Recipes are managed via the platform's REST API (UI for editing is on the roadmap). Only superadmin can create / update / delete; any tenant admin can read and execute.

# Create
curl -X POST https://app.example.com/api/v1/recipes \
  -H "Authorization: Bearer $TOKEN" \
  -H "Content-Type: application/json" \
  -d '{
    "slug": "redis-flush-cache",
    "name": "Redis FLUSHDB on a single key namespace",
    "description": "Clears redis keys matching a prefix without touching other DBs.",
    "incident_type": "custom",
    "risk_level": "medium",
    "playbook_path": "recipes/redis_flush_namespace.yml",
    "variables": {"namespace": "session:"},
    "tags": ["redis", "cache"],
    "category": "remediation",
    "version": "1.0.0",
    "is_parameterized": true
  }'

# Update — bump version explicitly when the playbook changes
curl -X PATCH https://app.example.com/api/v1/recipes/redis-flush-cache \
  -H "Authorization: Bearer $TOKEN" \
  -H "Content-Type: application/json" \
  -d '{"version": "1.0.1", "description": "...updated..."}'

# Delete
curl -X DELETE https://app.example.com/api/v1/recipes/redis-flush-cache \
  -H "Authorization: Bearer $TOKEN"

The playbook file (recipes/redis_flush_namespace.yml) lives in the backend image — operators ship it via a custom backend image build or a volume mount on top of the GHCR image.

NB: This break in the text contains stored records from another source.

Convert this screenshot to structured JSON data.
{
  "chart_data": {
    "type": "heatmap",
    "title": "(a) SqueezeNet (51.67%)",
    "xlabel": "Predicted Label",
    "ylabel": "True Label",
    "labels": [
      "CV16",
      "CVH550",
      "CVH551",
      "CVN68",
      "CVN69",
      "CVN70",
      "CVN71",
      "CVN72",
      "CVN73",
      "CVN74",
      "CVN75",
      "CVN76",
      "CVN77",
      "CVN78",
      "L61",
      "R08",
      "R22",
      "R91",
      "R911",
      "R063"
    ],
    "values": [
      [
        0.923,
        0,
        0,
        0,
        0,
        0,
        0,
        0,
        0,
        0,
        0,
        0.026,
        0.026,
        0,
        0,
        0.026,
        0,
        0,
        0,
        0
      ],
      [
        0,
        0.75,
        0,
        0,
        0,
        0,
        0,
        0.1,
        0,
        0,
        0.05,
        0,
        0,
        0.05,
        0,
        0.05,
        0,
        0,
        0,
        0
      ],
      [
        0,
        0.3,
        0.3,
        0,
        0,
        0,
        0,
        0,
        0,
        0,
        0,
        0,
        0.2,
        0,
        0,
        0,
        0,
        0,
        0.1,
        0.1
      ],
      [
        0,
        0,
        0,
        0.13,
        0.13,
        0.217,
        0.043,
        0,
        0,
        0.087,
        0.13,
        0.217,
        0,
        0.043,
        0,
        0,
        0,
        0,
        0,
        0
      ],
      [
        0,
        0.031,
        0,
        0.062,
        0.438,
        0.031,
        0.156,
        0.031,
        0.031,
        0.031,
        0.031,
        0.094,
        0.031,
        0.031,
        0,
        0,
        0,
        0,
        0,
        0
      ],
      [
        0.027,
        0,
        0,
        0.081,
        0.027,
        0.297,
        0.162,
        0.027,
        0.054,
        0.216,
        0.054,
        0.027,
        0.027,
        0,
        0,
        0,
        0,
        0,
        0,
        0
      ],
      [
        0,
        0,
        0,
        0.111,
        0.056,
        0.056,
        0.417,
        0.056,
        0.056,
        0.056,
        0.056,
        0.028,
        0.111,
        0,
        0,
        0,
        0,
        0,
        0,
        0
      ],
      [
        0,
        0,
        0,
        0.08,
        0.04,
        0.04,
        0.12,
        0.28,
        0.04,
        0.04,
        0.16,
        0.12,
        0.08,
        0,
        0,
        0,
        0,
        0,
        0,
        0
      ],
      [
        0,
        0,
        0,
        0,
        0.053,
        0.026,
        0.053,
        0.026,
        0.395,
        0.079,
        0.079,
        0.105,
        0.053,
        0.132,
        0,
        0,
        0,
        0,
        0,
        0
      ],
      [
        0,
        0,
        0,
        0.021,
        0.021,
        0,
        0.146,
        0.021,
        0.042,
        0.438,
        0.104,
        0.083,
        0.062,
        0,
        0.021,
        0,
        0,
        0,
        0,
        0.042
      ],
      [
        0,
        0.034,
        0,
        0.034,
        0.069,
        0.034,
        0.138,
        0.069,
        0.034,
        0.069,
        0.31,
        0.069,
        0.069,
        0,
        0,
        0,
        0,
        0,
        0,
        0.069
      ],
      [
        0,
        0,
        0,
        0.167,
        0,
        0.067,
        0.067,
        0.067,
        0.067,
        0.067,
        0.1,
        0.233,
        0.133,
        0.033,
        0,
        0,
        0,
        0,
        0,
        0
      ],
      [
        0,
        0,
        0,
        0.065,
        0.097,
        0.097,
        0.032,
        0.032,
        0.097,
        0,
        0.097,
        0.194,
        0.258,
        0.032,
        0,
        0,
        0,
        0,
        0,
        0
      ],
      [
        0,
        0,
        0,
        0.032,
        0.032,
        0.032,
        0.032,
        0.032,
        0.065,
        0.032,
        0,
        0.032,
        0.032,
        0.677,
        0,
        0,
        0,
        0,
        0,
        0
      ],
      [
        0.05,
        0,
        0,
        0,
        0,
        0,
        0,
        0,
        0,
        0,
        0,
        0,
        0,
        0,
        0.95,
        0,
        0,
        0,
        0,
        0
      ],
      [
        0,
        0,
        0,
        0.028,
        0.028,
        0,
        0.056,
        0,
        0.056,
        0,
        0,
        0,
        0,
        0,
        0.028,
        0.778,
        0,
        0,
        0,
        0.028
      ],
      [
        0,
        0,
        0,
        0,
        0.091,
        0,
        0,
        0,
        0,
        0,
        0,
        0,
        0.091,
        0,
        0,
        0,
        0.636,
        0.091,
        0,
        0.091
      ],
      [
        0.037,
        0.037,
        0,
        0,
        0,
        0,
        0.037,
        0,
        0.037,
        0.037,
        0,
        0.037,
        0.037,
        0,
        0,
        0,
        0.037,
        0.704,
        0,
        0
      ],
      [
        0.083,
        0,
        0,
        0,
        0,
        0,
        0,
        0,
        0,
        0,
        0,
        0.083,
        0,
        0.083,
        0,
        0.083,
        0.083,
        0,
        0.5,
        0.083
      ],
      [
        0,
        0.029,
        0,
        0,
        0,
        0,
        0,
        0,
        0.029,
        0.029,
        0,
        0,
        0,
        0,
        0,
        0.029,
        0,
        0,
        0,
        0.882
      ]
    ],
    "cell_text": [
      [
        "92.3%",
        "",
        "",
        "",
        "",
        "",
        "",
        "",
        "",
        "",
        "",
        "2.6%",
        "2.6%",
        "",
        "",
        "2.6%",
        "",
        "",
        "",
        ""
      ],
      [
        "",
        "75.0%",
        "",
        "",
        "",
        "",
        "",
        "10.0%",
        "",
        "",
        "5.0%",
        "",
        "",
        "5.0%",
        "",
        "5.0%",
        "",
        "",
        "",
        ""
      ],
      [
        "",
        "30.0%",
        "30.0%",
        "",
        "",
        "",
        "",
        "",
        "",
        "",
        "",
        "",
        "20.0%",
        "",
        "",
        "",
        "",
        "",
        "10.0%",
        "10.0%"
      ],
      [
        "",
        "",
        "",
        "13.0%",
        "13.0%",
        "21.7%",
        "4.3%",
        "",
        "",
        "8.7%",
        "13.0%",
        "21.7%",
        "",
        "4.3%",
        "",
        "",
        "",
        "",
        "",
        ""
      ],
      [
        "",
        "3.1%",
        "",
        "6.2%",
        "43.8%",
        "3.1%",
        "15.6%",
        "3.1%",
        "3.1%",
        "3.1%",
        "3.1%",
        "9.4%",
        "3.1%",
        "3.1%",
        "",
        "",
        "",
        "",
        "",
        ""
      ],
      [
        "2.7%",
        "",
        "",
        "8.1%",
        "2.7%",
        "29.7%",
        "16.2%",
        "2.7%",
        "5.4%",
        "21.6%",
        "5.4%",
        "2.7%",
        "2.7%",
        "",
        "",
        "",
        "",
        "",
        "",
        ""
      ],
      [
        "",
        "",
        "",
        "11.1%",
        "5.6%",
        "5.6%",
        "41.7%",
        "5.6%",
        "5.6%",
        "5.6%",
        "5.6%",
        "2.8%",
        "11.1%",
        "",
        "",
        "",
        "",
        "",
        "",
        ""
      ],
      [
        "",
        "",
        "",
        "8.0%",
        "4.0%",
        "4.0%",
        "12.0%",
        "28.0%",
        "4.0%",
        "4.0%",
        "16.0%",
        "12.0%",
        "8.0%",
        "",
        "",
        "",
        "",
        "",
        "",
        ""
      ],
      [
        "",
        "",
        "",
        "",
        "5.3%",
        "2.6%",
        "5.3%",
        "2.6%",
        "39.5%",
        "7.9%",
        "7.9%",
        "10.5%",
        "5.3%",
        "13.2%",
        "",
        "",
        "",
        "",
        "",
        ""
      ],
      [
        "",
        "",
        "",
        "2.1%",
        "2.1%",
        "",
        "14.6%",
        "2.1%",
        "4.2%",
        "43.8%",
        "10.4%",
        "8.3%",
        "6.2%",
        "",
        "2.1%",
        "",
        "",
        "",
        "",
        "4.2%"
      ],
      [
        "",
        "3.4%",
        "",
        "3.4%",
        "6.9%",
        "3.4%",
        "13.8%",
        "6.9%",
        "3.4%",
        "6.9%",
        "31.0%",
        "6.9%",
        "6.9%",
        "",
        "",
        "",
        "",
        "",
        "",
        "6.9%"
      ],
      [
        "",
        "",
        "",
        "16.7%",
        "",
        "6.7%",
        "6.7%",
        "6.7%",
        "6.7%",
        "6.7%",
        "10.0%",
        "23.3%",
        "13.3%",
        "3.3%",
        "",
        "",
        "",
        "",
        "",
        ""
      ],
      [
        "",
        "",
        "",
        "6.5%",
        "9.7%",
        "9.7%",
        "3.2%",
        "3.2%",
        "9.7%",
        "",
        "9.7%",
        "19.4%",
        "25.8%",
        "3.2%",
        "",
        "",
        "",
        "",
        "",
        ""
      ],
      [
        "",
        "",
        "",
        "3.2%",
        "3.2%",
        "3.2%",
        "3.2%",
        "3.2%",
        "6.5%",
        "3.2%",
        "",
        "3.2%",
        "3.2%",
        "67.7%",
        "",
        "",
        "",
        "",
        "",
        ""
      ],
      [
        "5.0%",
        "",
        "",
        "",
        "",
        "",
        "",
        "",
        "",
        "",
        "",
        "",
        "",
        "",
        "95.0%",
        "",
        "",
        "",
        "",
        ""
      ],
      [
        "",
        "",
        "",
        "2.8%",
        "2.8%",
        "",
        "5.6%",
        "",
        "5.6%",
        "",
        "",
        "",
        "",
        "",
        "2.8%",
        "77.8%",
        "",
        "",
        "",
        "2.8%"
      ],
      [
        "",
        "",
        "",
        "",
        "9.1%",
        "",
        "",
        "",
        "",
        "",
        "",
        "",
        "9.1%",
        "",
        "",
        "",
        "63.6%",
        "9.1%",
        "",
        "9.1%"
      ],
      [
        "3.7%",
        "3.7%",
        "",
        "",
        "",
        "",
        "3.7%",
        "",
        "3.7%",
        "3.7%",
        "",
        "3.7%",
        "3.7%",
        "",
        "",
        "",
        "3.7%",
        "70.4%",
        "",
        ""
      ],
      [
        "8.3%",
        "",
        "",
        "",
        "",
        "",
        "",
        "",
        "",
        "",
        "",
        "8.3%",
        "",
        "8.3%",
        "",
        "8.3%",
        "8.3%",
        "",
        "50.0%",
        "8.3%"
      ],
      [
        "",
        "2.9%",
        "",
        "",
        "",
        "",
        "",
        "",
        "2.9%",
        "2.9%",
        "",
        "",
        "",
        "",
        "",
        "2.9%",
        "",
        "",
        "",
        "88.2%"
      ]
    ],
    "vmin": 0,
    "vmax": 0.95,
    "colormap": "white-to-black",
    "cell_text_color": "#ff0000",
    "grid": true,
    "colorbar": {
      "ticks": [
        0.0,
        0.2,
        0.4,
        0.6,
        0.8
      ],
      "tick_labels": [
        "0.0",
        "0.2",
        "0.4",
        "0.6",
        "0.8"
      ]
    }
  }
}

Testing a recipe before exposing it¶

Set dry_run=true when you call POST /api/v1/incidents/{id}/executions. The worker passes --check to Ansible, no changes are applied, and the execution lands in status preview_completed (distinct from success). The output you get back is what the recipe would have done. Promote the recipe only after a clean dry run on a real target.

What not to do¶

Patterns that look harmless but break the security model:

Shell module with un-quoted variables. shell: "rm {{ path }}" is shell-injection-prone if path is operator-controlled. Use command: rm "{{ path }}" (the command module never invokes a shell) or ansible.builtin.file: state=absent (ideal).
Missing become: true on tasks that need root. The playbook silently runs as the daemon user, fails cryptically. Default to become: true and only drop it on diagnostic playbooks.
Hardcoded paths that vary by distro. path: /var/log/nginx/ exists on Debian; on RHEL the path is /var/log/nginx/ too — but on Alpine it's /var/log/nginx/ and the binary is in /etc/init.d/nginx not systemd. Use when: ansible_os_family == "Debian" guards or set the recipe's os_family field to a single family.
Unbounded command: loops. No timeout:, no register:, no failed_when:. The worker's overall timeout will eventually kill the playbook, but you'll lose the partial state.
Recipes that mutate state without a corresponding rollback. If your recipe edits /etc/systemd/system/foo.service.d/override.conf, ship a sibling recipe (systemd-override-revert) that removes it. Operators will need to reverse course at some point.